Dealing With Cholera Joints: What’s The Best Approach?

20140404-204219.jpg

20140404-204232.jpg

20140404-204248.jpg

20140404-204258.jpg

I stumbled upon them last weekend in, surprisingly of all places, Victoria Island one of the most “highbrowed” neighborhoods in Lagos. Rows upon rows of street food vendors with patrons hustling to get the attention of the food seller and jostling for a place to sit with their plates of indescribably cheap food. Welcome to what I would call “Cholera Alley” or “Cholera Cul de Sac”. Not the most enviable place to have your lunch except you are amongst the many Lagosians living below the poverty level of less than a dollar a day.

Popularly called Cholera Joints, they are familiar sights in this country, especially in urban centers. Preparing and selling food under the most unhygienic circumstances, these roadside food vendors have gained notoriety as public health menaces, perhaps the number one public health menace in our urban society. Sometimes late last year four persons died in Lagos, from what the Lagos State Ministry of Health confirmed to be cholera, after patronizing roadside food vendors like these.

I was told that the term “Cholera Joint” was coined on Nigerian University and Polytechnic campuses many years ago to describe those low life cafeterias with plank and plywood walls and pot-holed concrete floors situated on the fringes of campus society where food is sold cheap and usually patronized by those students who couldn’t afford the opulent restaurants located in the Student Union Building.

These dodgy canteens were aptly named cholera joints by students because except you are extremely lucky you stand the chance of bagging a dose of vibrio cholerae, the causative agent of cholera, in addition to the cheap meal you pay for. As it is “Cholera joints” are not limited to campuses, the entire society is dotted with them, encouraged and spurred on by the high poverty levels in the land and further enhancing the public health burden of food-borne illnesses.

The public health problem of street food vendors is not limited to Nigeria, it’s a phenomenon common to developing countries. The question is how should this problem be addressed here in Nigeria?

Should there be an outright clamp down on them? I don’t think this strategy will work for three simple reasons:
1. These vendors are so widespread that it is next to impossible to locate them all to implement any effective clamping down exercise, and because they are very mobile with few fixed assets it will be easy to avoid being detected.
2. Secondly clamping down outrightly may cause social upheaval no matter how minor it will be anyway. It can be viewed as the rich again taking it out on the poor, a regular sentiment in our classed Nigerian society because majority of the poor depend on street food as restaurants are beyond their reach.
3. Street food vending has significant economic relevance. It occupies a large portion of Nigeria’s informal business sector and may be too important to outrightly clamp down on for this reason.

Another option is to legislate and regulate their activities. This would have been an effective strategy if the appropriate government commitment especially at the state and local government levels is present and also if there is availability of resources to monitor compliance to regulations and legislations. The first is very questionable and the second is doubtful because of how widespread and ubiquitous these food sellers exist all over the urban areas.
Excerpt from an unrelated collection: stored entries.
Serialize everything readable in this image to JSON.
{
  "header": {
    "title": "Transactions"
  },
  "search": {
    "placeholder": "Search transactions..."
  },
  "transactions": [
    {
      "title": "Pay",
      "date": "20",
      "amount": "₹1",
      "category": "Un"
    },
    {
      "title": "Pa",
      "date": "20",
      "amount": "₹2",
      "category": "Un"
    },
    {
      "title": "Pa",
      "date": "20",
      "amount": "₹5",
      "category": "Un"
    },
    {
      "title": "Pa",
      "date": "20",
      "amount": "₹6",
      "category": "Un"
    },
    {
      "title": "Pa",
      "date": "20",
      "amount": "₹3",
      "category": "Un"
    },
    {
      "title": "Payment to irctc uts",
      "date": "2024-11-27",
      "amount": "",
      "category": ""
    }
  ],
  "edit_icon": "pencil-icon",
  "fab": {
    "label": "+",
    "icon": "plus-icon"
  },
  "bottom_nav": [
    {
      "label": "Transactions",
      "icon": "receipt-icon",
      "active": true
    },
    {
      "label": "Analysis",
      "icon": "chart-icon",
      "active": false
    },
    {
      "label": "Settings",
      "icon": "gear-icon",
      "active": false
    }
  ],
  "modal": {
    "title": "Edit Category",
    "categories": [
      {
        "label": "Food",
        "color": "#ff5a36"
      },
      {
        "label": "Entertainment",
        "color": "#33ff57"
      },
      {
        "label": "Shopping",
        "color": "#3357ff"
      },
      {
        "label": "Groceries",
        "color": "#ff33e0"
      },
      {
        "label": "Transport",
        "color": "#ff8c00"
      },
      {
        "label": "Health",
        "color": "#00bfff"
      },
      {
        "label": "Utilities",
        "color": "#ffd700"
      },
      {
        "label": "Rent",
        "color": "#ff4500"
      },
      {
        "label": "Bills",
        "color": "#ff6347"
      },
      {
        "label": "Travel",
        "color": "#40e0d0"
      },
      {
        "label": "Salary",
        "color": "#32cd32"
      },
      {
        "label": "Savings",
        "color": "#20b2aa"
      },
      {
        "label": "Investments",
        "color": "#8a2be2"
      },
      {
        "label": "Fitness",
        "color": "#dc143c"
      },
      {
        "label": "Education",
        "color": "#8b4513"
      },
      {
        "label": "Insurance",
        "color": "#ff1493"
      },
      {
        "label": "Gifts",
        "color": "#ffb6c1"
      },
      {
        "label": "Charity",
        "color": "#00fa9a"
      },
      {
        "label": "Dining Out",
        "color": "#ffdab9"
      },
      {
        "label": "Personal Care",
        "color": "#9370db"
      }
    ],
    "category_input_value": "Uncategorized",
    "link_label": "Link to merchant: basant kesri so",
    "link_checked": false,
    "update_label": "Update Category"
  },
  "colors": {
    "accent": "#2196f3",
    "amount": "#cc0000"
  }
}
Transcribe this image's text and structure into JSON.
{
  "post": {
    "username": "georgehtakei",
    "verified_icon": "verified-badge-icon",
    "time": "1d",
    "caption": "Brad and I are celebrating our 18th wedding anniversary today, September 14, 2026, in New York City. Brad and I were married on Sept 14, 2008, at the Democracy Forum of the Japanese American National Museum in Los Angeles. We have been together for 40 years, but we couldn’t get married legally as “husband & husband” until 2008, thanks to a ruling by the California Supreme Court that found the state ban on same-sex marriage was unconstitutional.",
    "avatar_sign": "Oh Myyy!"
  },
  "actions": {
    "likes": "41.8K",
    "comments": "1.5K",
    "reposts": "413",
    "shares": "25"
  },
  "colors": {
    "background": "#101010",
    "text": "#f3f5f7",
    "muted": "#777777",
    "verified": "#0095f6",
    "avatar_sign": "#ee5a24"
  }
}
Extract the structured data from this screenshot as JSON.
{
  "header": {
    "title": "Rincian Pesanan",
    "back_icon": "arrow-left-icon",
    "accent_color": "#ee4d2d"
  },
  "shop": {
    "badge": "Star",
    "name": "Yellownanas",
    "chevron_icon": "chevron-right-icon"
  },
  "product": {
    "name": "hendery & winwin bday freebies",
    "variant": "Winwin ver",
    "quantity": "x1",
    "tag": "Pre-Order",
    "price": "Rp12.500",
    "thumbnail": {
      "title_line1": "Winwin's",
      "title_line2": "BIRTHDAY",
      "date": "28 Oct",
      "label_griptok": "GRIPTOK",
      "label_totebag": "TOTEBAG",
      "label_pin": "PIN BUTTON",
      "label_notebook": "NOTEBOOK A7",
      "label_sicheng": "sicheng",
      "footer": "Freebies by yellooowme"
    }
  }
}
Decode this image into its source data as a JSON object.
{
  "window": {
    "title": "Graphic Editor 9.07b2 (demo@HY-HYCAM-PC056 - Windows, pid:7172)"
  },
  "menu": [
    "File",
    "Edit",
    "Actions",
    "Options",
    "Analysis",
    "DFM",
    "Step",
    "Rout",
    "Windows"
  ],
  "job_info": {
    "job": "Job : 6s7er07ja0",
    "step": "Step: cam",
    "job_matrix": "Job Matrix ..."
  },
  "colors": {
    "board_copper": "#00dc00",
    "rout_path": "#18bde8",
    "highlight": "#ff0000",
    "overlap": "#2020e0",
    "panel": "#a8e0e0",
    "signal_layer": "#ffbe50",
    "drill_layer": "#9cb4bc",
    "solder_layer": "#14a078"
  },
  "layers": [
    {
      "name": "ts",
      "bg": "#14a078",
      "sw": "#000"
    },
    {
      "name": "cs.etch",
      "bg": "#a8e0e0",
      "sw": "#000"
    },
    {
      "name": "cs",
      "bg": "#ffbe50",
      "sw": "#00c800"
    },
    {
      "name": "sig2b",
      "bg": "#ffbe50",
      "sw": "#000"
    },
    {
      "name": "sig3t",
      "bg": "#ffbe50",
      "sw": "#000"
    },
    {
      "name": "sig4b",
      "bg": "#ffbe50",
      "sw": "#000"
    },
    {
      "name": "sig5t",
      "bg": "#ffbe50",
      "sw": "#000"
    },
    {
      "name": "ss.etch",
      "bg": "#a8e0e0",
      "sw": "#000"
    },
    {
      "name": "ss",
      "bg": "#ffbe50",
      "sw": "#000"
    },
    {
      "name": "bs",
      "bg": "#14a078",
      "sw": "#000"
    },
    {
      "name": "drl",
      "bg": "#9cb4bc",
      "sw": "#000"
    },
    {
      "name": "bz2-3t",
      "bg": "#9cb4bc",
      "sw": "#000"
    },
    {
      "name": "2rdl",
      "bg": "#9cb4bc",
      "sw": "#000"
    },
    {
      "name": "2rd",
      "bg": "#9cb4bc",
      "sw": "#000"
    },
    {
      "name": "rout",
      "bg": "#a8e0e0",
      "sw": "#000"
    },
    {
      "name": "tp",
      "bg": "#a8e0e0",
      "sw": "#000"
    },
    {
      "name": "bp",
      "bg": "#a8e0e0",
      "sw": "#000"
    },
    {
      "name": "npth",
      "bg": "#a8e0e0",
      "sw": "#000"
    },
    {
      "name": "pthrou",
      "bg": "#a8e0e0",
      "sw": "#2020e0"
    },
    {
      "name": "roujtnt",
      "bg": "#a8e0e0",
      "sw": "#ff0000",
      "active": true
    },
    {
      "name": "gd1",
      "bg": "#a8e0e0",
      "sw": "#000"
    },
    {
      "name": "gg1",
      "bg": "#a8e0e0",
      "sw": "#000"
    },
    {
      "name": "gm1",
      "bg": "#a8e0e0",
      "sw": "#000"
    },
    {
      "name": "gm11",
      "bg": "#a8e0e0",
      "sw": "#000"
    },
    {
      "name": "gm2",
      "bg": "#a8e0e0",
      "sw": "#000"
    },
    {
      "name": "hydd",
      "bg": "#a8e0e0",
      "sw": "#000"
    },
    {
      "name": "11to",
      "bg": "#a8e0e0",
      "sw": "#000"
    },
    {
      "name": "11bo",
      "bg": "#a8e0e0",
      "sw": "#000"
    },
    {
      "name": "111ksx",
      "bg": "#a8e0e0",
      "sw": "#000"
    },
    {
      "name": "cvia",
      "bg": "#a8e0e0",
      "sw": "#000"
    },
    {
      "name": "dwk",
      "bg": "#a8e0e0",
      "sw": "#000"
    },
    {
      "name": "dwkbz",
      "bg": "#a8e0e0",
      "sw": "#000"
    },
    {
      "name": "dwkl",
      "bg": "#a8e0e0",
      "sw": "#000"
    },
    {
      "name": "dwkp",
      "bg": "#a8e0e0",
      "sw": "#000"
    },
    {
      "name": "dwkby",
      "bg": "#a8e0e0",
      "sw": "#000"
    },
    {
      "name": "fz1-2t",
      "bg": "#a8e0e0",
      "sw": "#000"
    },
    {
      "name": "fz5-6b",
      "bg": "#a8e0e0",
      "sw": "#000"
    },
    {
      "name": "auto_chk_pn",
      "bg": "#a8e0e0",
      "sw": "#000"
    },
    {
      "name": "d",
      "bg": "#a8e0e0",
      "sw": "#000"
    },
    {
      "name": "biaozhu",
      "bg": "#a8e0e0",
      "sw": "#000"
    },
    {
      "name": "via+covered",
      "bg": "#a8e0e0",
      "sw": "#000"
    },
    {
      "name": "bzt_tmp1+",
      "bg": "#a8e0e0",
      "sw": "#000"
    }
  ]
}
A third option is to reach out to these street food vendors and engage them in awareness campaigns, teaching them basic food hygiene practices that will protect their patrons and themselves, helping them to understand the benefits of improved hygiene and sanitation and where possible providing basic infrastructure for them such as food warmers, brooms, napkins, soaps, etc. Now this approach will naturally be painstaking and requires patience and persistence. Each roadside food vendor needs to be convinced and convinced thoroughly of the need for change and there are hundreds of thousands of them dotting the landscape. But it can be done, resulting in a win-win situation for government, the food vendors themselves and their customers.

This third option can be effectively pursued by NGOs with adequate fundings and grants and this is part of the objectives of Food-Borne Illness Prevention Initiative to reduce the public health burden of food borne illness in the society.